A review of the largest U.S. mutual funds reveals that Dow 30 companies and other big name stocks, such as Apple Corp. (AAPL), tend to be common holdings. These stocks appear to be staples that many investors have an unintentional stake in if they invest in mutual funds. For example, if an investor holds a position in one of the top 10 mutual funds in the United States, chances are he or she is also invested in Apple or Microsoft (MSFT – Free Microsoft Stock Report). JPMorgan Chase (JPM – Free JPMorgan Chase Stock Report) and Google (GOOG) are also popular picks among fund managers.

Similarities among the holdings of large mutual funds are interesting for several reasons. First, the common thread comments on which companies in the market tend to be the most attractive investments. Fund managers select stocks based on which companies they believe are likely to perform well, therefore, commonalities among picks in large funds may signal standout issues.

Equities that tend to be favored by large mutual funds may be of interest to individual investors, as well. Following the top investments of these funds can help paint a decent picture of which stocks in the market are worth looking into, and can serve as a guide to those looking for high performance issues. The common holdings among the largest mutual funds are essentially a VIP list of stocks—the companies fund managers believe are most likely to outperform the market.

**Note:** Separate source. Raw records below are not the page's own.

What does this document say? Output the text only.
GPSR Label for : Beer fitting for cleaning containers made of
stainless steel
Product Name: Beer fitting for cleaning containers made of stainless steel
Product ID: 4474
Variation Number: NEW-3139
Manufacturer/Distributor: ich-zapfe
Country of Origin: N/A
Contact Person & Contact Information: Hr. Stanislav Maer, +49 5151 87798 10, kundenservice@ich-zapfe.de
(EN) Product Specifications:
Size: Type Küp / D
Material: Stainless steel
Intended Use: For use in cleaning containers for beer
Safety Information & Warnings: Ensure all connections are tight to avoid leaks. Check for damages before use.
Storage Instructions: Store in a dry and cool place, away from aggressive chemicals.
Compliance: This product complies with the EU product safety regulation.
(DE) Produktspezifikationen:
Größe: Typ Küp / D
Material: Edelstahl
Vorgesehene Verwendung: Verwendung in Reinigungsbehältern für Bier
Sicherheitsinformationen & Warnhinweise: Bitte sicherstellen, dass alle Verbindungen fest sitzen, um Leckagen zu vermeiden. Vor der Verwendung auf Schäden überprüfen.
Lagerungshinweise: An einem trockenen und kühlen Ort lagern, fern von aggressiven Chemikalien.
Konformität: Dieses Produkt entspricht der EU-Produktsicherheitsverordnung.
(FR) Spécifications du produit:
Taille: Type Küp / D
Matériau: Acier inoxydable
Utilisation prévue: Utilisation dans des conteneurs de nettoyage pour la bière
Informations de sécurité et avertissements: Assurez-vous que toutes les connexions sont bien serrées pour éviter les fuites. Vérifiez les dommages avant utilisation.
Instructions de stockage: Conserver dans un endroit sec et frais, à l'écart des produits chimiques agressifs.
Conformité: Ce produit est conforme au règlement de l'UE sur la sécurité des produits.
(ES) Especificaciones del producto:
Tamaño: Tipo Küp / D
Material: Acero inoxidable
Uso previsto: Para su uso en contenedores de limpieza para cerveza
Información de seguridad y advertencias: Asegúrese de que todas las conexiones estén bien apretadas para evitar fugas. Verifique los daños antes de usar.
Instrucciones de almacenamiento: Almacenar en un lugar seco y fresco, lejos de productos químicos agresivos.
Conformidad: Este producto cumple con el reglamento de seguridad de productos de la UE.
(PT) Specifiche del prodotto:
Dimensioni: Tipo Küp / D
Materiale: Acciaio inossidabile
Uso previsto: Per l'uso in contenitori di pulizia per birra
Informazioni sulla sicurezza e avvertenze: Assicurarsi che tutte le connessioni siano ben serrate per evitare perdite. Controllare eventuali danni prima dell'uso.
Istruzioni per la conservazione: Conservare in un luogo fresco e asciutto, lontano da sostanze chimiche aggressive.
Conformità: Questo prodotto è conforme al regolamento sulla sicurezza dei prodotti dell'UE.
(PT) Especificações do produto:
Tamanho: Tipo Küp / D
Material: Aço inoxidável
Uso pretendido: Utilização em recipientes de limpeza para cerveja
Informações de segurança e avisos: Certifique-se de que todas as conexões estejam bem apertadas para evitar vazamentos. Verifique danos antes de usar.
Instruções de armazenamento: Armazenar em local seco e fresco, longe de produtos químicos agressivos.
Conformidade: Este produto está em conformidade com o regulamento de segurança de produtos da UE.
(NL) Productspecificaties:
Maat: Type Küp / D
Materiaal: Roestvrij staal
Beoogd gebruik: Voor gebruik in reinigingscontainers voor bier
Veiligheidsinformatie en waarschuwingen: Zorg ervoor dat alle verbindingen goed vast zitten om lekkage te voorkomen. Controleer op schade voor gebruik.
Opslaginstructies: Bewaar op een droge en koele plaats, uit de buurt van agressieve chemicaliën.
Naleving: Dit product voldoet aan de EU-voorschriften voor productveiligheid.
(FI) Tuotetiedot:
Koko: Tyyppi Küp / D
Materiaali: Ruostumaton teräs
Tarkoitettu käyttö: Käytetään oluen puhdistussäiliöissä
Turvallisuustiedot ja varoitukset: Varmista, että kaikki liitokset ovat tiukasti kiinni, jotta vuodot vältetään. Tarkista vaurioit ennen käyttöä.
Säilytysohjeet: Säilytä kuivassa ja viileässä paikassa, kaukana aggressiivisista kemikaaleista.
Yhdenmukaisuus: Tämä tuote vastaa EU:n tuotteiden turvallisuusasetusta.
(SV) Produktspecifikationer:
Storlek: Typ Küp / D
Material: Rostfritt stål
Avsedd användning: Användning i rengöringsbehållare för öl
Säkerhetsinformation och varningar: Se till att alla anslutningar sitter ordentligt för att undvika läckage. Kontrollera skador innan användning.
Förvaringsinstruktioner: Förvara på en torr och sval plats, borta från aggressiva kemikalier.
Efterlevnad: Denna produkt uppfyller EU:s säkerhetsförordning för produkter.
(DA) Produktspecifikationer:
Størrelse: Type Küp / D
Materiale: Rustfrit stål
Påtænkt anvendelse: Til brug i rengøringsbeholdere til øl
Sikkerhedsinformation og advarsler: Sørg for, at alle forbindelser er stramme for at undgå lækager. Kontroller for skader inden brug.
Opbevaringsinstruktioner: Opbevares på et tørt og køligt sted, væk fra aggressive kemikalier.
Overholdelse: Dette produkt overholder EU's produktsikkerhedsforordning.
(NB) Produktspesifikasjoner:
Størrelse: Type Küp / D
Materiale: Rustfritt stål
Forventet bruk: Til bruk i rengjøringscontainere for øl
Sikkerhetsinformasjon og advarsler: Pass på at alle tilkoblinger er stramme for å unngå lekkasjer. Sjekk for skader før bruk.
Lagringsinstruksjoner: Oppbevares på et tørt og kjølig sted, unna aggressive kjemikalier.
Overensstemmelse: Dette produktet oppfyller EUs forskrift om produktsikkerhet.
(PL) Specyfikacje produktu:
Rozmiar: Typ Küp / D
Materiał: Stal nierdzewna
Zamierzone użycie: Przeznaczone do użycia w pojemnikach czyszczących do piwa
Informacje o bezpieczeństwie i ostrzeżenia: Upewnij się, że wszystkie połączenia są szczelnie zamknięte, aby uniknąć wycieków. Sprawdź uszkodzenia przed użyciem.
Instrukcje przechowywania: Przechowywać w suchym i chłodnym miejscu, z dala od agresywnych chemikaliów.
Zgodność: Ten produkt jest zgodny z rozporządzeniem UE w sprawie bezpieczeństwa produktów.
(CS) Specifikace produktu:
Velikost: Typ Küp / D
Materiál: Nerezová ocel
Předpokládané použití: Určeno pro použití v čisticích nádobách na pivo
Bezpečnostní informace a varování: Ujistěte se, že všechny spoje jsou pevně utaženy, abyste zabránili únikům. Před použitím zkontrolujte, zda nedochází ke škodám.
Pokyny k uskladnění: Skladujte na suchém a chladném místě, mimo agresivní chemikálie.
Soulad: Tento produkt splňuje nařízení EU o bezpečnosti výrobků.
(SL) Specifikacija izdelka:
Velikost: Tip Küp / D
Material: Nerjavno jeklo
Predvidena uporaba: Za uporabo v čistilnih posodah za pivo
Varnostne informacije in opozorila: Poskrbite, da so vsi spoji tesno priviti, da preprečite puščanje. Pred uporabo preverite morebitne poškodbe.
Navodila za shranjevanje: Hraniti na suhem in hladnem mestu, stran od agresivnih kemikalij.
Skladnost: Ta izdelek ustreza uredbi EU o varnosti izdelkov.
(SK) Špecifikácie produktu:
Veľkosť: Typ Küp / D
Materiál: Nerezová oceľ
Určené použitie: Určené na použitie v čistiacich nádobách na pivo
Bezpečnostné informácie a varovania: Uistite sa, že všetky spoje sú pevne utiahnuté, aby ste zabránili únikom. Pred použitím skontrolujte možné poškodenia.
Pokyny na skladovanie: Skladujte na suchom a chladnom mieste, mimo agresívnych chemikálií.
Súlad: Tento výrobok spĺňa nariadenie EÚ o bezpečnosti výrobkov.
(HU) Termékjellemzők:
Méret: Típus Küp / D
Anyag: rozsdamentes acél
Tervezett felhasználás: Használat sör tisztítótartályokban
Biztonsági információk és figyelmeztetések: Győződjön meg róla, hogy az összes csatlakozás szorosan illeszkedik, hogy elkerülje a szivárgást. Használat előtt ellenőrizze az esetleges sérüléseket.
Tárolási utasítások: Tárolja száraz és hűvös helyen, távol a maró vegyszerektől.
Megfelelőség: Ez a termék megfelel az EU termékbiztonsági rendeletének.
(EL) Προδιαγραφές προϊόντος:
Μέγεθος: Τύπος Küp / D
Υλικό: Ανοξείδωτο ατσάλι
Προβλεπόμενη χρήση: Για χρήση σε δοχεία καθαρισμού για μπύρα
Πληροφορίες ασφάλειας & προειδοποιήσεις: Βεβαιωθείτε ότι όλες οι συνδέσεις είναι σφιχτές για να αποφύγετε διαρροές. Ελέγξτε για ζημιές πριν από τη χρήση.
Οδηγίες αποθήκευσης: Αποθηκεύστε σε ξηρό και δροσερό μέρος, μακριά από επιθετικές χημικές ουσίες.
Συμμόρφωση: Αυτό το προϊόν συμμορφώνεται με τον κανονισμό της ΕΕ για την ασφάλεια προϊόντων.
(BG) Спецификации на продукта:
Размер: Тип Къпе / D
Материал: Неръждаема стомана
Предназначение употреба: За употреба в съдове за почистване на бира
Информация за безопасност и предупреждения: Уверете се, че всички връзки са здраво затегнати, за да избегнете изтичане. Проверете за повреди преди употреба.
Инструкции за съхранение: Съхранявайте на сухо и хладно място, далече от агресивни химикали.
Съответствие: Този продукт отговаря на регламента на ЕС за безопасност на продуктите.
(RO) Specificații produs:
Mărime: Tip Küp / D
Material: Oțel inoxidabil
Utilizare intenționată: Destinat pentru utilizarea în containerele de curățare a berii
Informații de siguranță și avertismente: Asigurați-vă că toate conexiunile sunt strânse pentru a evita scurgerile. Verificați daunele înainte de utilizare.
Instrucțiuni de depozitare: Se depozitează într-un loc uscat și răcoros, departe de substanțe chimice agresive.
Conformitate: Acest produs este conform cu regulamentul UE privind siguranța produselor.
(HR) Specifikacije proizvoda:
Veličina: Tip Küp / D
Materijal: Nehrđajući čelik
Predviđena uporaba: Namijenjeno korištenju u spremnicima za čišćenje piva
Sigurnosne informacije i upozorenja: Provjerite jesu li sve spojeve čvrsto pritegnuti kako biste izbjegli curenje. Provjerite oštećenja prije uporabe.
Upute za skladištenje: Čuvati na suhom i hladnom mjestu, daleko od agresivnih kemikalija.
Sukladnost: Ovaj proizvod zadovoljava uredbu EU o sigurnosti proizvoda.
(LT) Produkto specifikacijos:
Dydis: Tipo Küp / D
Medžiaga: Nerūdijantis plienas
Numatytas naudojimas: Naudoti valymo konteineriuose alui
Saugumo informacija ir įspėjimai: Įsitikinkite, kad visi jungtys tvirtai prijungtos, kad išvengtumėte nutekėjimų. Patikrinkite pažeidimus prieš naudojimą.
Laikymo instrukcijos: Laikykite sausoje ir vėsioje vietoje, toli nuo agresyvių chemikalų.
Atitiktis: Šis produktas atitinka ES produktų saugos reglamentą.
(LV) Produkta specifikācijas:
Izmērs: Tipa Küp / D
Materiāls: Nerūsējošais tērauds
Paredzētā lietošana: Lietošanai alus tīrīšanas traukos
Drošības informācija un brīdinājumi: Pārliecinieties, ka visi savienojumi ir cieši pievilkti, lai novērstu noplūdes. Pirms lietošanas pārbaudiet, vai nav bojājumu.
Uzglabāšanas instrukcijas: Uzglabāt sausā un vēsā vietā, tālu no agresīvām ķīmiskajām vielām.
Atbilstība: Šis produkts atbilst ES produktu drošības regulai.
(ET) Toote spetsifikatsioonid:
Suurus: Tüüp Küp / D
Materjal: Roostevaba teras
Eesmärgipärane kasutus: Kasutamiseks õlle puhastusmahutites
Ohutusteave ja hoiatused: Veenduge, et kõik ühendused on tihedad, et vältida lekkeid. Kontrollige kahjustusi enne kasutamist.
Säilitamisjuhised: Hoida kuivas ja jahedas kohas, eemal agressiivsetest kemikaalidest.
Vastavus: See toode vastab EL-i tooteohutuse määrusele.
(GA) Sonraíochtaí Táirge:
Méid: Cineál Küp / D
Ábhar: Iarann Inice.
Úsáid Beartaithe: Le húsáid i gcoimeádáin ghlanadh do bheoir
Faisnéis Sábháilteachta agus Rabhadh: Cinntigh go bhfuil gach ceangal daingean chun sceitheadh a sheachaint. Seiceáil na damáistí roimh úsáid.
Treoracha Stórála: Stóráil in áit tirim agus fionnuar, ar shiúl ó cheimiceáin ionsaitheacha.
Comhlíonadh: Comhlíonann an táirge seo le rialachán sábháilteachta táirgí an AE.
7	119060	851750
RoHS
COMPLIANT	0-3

In addition, many mutual fund investors may invest in individual stocks on their own, potentially increasing their position in certain companies unintentionally. For example, if an investor has 5% of his or her individual portfolio invested in Google, but also invests in a mutual fund that holds stock in the company, the investor’s stake in Google may be higher than intended. It is important to consider how your overall investments are weighted, making it easier to manage your positions. It may be wise for investors to consider reviewing the holdings of their mutual funds and begin tracking how companies are weighted in their overall investment portfolio. 

All told, it is most important for investors to fully understand where their money is invested. Odds are if you are a mutual fund investor, you have a stake in some of the most well known companies in the market. It may be prudent to take a closer look at your holdings and monitor the performance of the companies that you have a large stake in.

At the time of this article’s writing, the author did not have any positions in any of the companies mentioned.